Rob Dobson, Senior Economist at Markit and author of the UK Manufacturing PMI, said: "An improvement in the UK Manufacturing PMI for the first time since May's 15-year high will provide reassurance that manufacturing remained a driver of UK economic growth at the start of the final quarter. Rates of expansion in output and new orders strengthened following the sharpest gain in new export orders for five months, with the export performance of intermediate and investment goods producers especially robust.

"Looking ahead, business confidence, private investment spending and exports will be important to sustaining the recovery as growth derived from the public sector and consumers is hit by austerity measures and rising job insecurity. To this end, the October rebound in investment goods production and a sharp increase in manufacturing job creation provide early positive portents."

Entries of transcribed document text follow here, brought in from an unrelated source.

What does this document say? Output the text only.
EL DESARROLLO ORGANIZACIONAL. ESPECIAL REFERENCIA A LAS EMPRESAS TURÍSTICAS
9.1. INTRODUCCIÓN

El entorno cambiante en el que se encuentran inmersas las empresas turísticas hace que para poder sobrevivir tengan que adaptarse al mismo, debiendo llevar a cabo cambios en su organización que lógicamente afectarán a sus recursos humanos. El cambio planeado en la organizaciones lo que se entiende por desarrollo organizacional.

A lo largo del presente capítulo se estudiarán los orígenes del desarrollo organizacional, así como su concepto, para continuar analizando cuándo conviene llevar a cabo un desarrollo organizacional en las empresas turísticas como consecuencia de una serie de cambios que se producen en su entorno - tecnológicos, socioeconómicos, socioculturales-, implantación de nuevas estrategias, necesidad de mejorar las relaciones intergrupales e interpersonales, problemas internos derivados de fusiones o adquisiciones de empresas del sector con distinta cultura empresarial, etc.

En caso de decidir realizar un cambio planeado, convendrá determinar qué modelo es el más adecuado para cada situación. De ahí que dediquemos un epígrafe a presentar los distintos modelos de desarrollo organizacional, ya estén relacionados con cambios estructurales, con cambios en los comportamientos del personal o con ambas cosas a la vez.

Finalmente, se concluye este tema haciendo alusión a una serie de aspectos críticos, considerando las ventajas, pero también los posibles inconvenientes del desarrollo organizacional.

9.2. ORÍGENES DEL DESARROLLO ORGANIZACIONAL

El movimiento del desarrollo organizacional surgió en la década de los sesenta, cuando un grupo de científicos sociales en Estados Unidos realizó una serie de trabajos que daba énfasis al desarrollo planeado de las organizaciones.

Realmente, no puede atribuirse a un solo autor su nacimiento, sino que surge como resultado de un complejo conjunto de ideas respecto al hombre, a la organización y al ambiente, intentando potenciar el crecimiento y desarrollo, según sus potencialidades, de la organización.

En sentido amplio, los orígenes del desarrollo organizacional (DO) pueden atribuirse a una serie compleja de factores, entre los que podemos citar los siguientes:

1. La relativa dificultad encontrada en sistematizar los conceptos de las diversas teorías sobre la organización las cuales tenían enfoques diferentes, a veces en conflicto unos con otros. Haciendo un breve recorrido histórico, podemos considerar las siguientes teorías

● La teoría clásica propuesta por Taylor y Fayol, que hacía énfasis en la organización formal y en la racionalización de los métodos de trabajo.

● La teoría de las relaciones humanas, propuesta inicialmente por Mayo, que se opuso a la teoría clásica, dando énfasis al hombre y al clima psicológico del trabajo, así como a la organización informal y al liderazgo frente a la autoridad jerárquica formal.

David Noble, Chief Executive Officer at the Chartered Institute of Purchasing & Supply, added:  "Exports are very much the engine of growth within manufacturing at the moment. Whilst it is very positive to see the sector expanding strongly again, it's difficult to predict the impact of fluctuations in export markets so the recovery may continue to be bumpy. What is clear is that manufacturing looks set to drive further GDP growth in Q4.

"New orders are providing manufacturing purchasers with a mandate to increase activity and hire new staff, but inevitably, there will be hard graft ahead as pressure on supply chains remains a big concern. The increased buying activity happening now is calculated to replace depleted stock and avoid expected input price increases, which are already passed on to customers."